Suicide no. 69: Change
–by Derek Alan Wilkinson
One tuna sandwich. A bottled water. A new tooth brush. He swiped his debit card through the self-checkout machine. Six dollars and seventy-nine cents later, whatever replaced the old dot matrix printers of times past spat out a receipt that he’d discard: along with dot matrix printers, the bag he put his purchases in, and whatever dreams he’d had of himself as a child.
Half an hour for lunch. Then, back to the grind: the muddy groundwork for what would one day become–once the construction was finished–the new St. Paul’s Hospital Cancer Treatment Center.
“If they ever cure it, this building will be a waste” he thought, as he shoved what tasted like a rotted-out article of clothing that washed up on the riverbanks of the Mississipi river: the one he and his now-deceased father used to fish out of.
He finished his cardboard excuse for a sandwich, dangling his legs off of the back of his ’88 Ford pickup’s tailgate, and jumped down to force back its rusted, muddy hinges. Just when he reached into his toolbox to grab his belt, something caught the corner of his tired eye:
“Yaaaaay!” screamed a wonderlust-driven five-year-old girl, as she sprinted across the steamy pavement in front of the supermarket where he was parked.
Which was right at the time an SUV with an unnecessarily bass-driven stereo came whirring around the corner of the overcrowded lot–marked off by its array of worn but bright yellow paint and pointlessly placed, blown over orange cones–trying to beat some poor old timer, barely able to see over the wheel of his luxury sedan, into a parking spot that would’ve only saved either driver about fifteen feet of walking.
“Shelly, stop!” The mother’s scream deafened everyone in the plaza.
Just ten feet away from what he saw was going to happen, he just acted out of some instinct–something that came from some unknown place and from an uncertain time in his childhood.

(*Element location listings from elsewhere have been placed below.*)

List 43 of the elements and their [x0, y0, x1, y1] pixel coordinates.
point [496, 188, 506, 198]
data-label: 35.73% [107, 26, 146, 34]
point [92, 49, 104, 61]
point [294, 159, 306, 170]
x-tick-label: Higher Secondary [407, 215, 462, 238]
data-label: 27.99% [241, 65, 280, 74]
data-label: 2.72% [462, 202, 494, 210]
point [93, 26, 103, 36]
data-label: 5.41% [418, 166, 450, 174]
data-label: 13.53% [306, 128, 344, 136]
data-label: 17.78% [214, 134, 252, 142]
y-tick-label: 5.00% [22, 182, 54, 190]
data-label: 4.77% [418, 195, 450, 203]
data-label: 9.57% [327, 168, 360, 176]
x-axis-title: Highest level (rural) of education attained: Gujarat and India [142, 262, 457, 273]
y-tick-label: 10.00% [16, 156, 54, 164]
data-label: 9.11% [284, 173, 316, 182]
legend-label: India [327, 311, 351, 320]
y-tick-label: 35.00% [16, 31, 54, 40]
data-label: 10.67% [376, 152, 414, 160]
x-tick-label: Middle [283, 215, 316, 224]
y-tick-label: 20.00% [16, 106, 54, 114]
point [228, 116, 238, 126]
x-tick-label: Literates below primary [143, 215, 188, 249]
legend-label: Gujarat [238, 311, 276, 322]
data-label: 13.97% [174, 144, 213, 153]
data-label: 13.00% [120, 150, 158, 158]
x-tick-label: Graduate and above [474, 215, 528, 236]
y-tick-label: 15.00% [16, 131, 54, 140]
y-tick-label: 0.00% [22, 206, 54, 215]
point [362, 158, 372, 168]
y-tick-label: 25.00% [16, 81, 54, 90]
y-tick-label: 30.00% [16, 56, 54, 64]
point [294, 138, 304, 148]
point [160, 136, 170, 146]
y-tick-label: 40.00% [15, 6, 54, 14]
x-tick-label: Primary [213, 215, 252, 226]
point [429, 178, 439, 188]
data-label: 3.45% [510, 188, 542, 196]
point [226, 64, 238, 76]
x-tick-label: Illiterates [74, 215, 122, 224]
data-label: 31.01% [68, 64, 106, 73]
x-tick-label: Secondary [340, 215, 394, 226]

His mind became an exploding transformer on the telephone pole of everything he knew to be illogical and irrational. And yet, in the end, the decision he made put everything that had happened in his life into place, if only for a moment.
In a matter of less than three seconds, he dropped his toolbelt, he ran, and he dove–shoving the little girl safely back into the sidewalk governing the entrance to the store. While the child was frightened, and crying from the scrapes on her knees, the construction worker was pinned and broken in two–underneath three or so tons of a gas guzzling monster: one that was now at a dead halt, and with its front axle straddle over top of him.
While passerbys surrounded him, muttering, awing, and asking him questions he couldn’t comprehend, his final breath could only resound part of what his dying thoughts were:
“Thank…God…. This…changes everything.”